Archiefinstellingen?
‘Ja, archieven en bibliotheken hebben grote collecties die ze graag ook digitaal willen ontsluiten. Voor content die in het publieke domein is, bijvoorbeeld omdat de maker ervan al lang geleden is overleden, is dat makkelijk: die mag gewoon online gezet worden. Daar tegenover staan werken waarvan duidelijk is dat ze niet vrij zijn – boeken die net zijn verschenen bijvoorbeeld. Die mogen dus niet zomaar online geplaatst worden. Maar daartussen zit een grote grijze massa waarvan je graag zou willen dat die vrij was, maar die dat niet is. Denk bijvoorbeeld aan boeken die niet meer in de handel verkrijgbaar zijn, maar waarop nog wel auteursrecht rust. Dat is een probleem waarmee Google, de grootste speler op het gebied van het beschikbaar maken van content, te kampen heeft. Maar het speelt ook elders, bijvoorbeeld bij de Koninklijke Bibliotheek, musea en zelfs bij de plaatselijke bibliotheek.’

Hoe kan dit probleem worden opgelost?
‘Tijdens de conferentie sprak James Boyle die al jaren met deze problematiek bezig is. Hij pleit voor aangepaste wetgeving voor zogeheten verweesde werken. Daarbij moet je denken aan content die via Google te vinden is, maar waarvan onduidelijk of moeilijk te achterhalen is wie de auteur is. Acht van de tien mensen die zoiets willen gebruiken op hun blog zullen dat gewoon doen, maar voor archiefinstellingen is dat een groot probleem. Als het Nationaal Archief een paar honderdduizend foto’s online zet, lopen ze immers grote kans dat een paar fotografen bij hen aankloppen om een vergoeding te krijgen. Boyle stelt daarom voor om een uitzondering in de auteurswet op te nemen voor instellingen als archieven en bibliotheken.’

Voorlopig is het nog niet zover.
‘Nee, daarom sluit het Nationaal Archief in december bijvoorbeeld een overeenkomst met Pictoright om zich te vrijwaren van auteursrechtenaanspraken door fotografen. Overigens zitten daar ook wel weer haken en ogen aan, want er is natuurlijk geen garantie dat iedere fotograaf is aangesloten bij een dergelijke collectieve beheerorganisatie.’

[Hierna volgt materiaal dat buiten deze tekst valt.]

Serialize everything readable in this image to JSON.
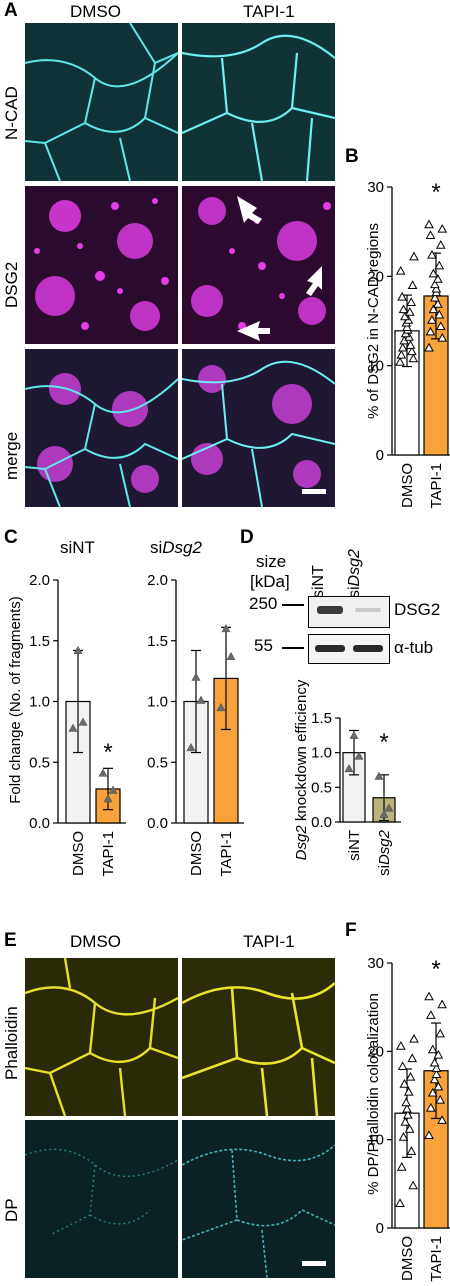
{
  "panelA": {
    "letter": "A",
    "col_headers": [
      "DMSO",
      "TAPI-1"
    ],
    "row_labels": [
      "N-CAD",
      "DSG2",
      "merge"
    ]
  },
  "panelB": {
    "letter": "B",
    "star": "*"
  },
  "panelC": {
    "letter": "C",
    "titles": [
      "siNT",
      "si",
      "Dsg2"
    ],
    "star": "*"
  },
  "panelD": {
    "letter": "D",
    "size_label": "size",
    "kda_label": "[kDa]",
    "lanes": [
      "siNT",
      "si",
      "Dsg2"
    ],
    "markers": [
      "250",
      "55"
    ],
    "bands": [
      "DSG2",
      "α-tub"
    ],
    "star": "*"
  },
  "panelE": {
    "letter": "E",
    "col_headers": [
      "DMSO",
      "TAPI-1"
    ],
    "row_labels": [
      "Phalloidin",
      "DP"
    ]
  },
  "panelF": {
    "letter": "F",
    "star": "*"
  },
  "chart_data": [
    {
      "id": "B",
      "type": "bar",
      "ylabel": "% of DSG2 in N-CAD regions",
      "categories": [
        "DMSO",
        "TAPI-1"
      ],
      "values": [
        13.9,
        17.8
      ],
      "errors": [
        4.0,
        4.8
      ],
      "ylim": [
        0,
        30
      ],
      "yticks": [
        0,
        10,
        20,
        30
      ],
      "colors": [
        "#ffffff",
        "#f7a23b"
      ],
      "points": [
        [
          10.4,
          10.8,
          11.2,
          11.6,
          12.0,
          12.3,
          12.8,
          13.2,
          13.6,
          14.0,
          14.3,
          14.8,
          15.1,
          15.5,
          16.0,
          16.3,
          17.1,
          17.7,
          19.0,
          20.6,
          22.2
        ],
        [
          12.0,
          13.1,
          13.8,
          14.4,
          15.1,
          15.7,
          16.3,
          16.9,
          17.6,
          18.2,
          18.6,
          19.1,
          19.7,
          20.3,
          21.2,
          22.4,
          23.5,
          24.6,
          25.3,
          25.8
        ]
      ]
    },
    {
      "id": "C-siNT",
      "type": "bar",
      "ylabel": "Fold change (No. of fragments)",
      "categories": [
        "DMSO",
        "TAPI-1"
      ],
      "values": [
        1.0,
        0.28
      ],
      "errors": [
        0.42,
        0.17
      ],
      "ylim": [
        0,
        2.0
      ],
      "yticks": [
        "0.0",
        "0.5",
        "1.0",
        "1.5",
        "2.0"
      ],
      "colors": [
        "#f2f2f2",
        "#f7a23b"
      ],
      "points": [
        [
          0.78,
          1.42,
          0.83
        ],
        [
          0.41,
          0.2,
          0.27
        ]
      ]
    },
    {
      "id": "C-siDsg2",
      "type": "bar",
      "categories": [
        "DMSO",
        "TAPI-1"
      ],
      "values": [
        1.0,
        1.19
      ],
      "errors": [
        0.42,
        0.42
      ],
      "ylim": [
        0,
        2.0
      ],
      "yticks": [
        "0.0",
        "0.5",
        "1.0",
        "1.5",
        "2.0"
      ],
      "colors": [
        "#f2f2f2",
        "#f7a23b"
      ],
      "points": [
        [
          0.62,
          1.2,
          1.01
        ],
        [
          0.95,
          1.6,
          1.37
        ]
      ]
    },
    {
      "id": "D",
      "type": "bar",
      "ylabel": "Dsg2 knockdown efficiency",
      "categories": [
        "siNT",
        "siDsg2"
      ],
      "values": [
        1.0,
        0.35
      ],
      "errors": [
        0.32,
        0.33
      ],
      "ylim": [
        0,
        1.5
      ],
      "yticks": [
        "0.0",
        "0.5",
        "1.0",
        "1.5"
      ],
      "colors": [
        "#f2f2f2",
        "#bab27c"
      ],
      "points": [
        [
          0.77,
          1.25,
          0.95
        ],
        [
          0.66,
          0.11,
          0.2
        ]
      ]
    },
    {
      "id": "F",
      "type": "bar",
      "ylabel": "% DP/Phalloidin colocalization",
      "categories": [
        "DMSO",
        "TAPI-1"
      ],
      "values": [
        13.0,
        17.8
      ],
      "errors": [
        5.0,
        5.4
      ],
      "ylim": [
        0,
        30
      ],
      "yticks": [
        0,
        10,
        20,
        30
      ],
      "colors": [
        "#ffffff",
        "#f7a23b"
      ],
      "points": [
        [
          2.8,
          4.8,
          6.9,
          8.7,
          10.3,
          11.2,
          12.0,
          12.8,
          13.5,
          14.2,
          15.4,
          16.3,
          17.1,
          18.3,
          19.2,
          20.6,
          21.4
        ],
        [
          10.5,
          12.2,
          13.6,
          14.5,
          15.3,
          16.0,
          16.8,
          17.4,
          18.1,
          18.7,
          19.6,
          20.2,
          22.0,
          24.1,
          25.3,
          26.2
        ]
      ]
    }
  ]
}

Tijdens de conferentie werd ook het boek ‘The Telekommunist Manifesto’ van Dymitri Kleiner gepresenteerd. Hij pleit onder meer voor ‘venture communism’ en ‘copyfarleft’. Kun je daar wat meer over vertellen?
‘Sinds de start van creative commons zijn mensen teleurgesteld geraakt in dat systeem. Praktisch werkt het goed, maar ideologisch hebben sommige mensen er toch moeite mee. Het functioneert immers binnen het bestaande auteursrecht. Dat is ook het bezwaar van Kleiner. Hij bekijkt het auteursrecht vanuit een soort marxistisch perspectief en vindt dat arbeiders zich digitaal moeten organiseren en stukjes van het kapitalisme moeten terugkopen. Het bestrijden van het kapitalistische systeem met zijn eigen middelen dus. Maar zijn ideeën worden eigenlijk vooral omarmd door een kleine groep binnen, of inmiddels buiten de creative commons-beweging.’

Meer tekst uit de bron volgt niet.